Haskell has been around in one form or another for nearly two decades now, yet has never been extended with explicit support for object-oriented programming.  I've been thinking about why this is so.  I've come to the conclusion that Haskell simply doesn't need any explicit OOP support -- algebraic datatypes, modules, lazy evaluation, and first-class functions give you everything you need 

to do the kinds of things you would use classes and inheritance for in OO languages.

To see why this is so, let's think about what OOP is.  At the most basic level we have what some call object-based programming.  This amounts to support for data hiding and abstract data types.  Haskell's module system handles this function quite well, without any need to introduce a special concept of "class" (in the OO sense) nor private vs. public class members.

Object-oriented programming is then object-based programming plus class hierarchies and inheritance.  Why are these useful?

Properly used, OOP is all about interface inheritance, not implementation inheritance.  (At least in C++, implementation inheritance -- inheriting the data members and method implementations of a base class -- usually leads to bad design, and is discouraged by the experts.)  (For those more familiar with Python, "duck typing" is the analog of interface inheritance for a dynamically-typed language.)  Interface inheritance allows you to write procedures that operate on the base-class interface, but can be applied to objects of any type derived from the base class.  Can we do this in Haskell?

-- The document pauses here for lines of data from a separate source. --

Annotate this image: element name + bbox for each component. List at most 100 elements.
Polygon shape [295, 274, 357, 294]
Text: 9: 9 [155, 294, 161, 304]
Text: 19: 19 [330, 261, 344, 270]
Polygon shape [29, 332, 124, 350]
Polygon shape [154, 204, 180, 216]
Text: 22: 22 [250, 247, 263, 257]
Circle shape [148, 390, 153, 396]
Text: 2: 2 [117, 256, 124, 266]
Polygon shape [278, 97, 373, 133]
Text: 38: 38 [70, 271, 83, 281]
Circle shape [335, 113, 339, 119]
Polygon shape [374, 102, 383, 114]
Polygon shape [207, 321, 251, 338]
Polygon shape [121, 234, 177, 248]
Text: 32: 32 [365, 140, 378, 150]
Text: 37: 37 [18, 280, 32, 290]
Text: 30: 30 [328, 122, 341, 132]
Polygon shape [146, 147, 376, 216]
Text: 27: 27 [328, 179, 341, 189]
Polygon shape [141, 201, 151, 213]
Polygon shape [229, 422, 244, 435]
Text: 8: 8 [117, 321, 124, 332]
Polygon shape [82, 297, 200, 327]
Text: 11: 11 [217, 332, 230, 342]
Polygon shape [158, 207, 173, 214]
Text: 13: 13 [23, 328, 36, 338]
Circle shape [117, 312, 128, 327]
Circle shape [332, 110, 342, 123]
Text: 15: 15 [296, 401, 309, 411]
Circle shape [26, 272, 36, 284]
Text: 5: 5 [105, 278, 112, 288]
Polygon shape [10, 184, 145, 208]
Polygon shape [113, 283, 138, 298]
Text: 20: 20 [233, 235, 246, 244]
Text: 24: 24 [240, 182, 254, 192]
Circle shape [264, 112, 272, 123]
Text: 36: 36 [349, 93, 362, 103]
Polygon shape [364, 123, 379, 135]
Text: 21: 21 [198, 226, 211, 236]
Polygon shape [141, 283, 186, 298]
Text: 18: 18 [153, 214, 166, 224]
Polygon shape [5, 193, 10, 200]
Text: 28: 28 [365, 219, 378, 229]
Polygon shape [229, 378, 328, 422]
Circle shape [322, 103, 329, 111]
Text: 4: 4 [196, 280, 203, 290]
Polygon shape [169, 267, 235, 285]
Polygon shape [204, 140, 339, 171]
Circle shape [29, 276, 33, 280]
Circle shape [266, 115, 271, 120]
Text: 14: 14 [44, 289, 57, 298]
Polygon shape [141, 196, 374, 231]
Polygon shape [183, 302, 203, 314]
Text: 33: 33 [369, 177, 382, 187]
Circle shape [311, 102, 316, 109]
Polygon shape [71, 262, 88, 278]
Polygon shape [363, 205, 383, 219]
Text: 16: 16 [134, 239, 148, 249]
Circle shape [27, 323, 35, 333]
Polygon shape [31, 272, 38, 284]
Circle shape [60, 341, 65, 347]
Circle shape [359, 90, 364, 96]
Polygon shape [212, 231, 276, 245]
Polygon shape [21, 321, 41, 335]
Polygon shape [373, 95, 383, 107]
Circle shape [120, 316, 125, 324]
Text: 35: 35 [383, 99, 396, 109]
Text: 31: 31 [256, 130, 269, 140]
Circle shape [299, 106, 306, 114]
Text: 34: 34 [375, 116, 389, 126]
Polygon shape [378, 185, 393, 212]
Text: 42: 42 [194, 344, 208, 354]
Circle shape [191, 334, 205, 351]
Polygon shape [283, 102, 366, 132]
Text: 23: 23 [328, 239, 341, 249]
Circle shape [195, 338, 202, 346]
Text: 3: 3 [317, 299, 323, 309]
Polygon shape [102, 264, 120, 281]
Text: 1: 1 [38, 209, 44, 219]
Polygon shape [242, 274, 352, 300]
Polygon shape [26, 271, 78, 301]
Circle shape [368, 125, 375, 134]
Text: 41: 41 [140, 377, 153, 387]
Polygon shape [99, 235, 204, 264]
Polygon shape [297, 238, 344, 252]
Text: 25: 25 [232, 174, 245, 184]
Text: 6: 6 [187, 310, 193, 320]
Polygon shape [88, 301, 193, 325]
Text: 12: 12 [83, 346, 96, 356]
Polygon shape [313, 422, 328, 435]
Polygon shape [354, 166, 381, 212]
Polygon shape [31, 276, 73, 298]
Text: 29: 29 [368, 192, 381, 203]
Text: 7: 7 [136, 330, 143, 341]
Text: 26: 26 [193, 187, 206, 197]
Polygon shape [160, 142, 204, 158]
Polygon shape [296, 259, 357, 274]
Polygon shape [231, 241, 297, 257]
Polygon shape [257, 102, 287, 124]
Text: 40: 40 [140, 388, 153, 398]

Yes, we can.  Let's consider the Haskell analog of an immutable C++ base class:

  struct Base {

    virtual ~Base();

    virtual int foo() const;

    virtual int bar(int n) const;

  };

  class derived :: public Base {

    ... data members ...

  public:

    derived(T_1 arg1, ..., T_k argk);

    ... implementations of the virtual functions ...

  };

Haskell has no direct analog of object classes and virtual methods, but you can use lazy evaluation and first-class functions to achieve the same result:

  data Base = Base { foo :: Int, bar :: Int -> Int }

  derived :: T_1 -> ... -> T_k -> Base

  derived a_1 ... a_k = Base { foo = ...; bar = bar } where bar n = ...

 

The analog of a mutable C++ base class is a little bit more involved, but not much.  Suppose that we change bar(int) to be a mutating method in the C++ Base class:

  virtual int bar(int n);

The Haskell analog then changes to

  data Base = Base { foo :: Int, bar :: Int -> (Int, Base) }

  derived :: T_1 -> ... -> T_k -> Base

  derived a_1 ... a_k = Base { foo = ...; bar = bar } where

    bar n = (..., (derived a_1' ... a_k'))

(Here a_1', ..., a_k' are k expressions involving n and a_1, ..., a_k.)

What do the rest of you think?  Is my analysis correct?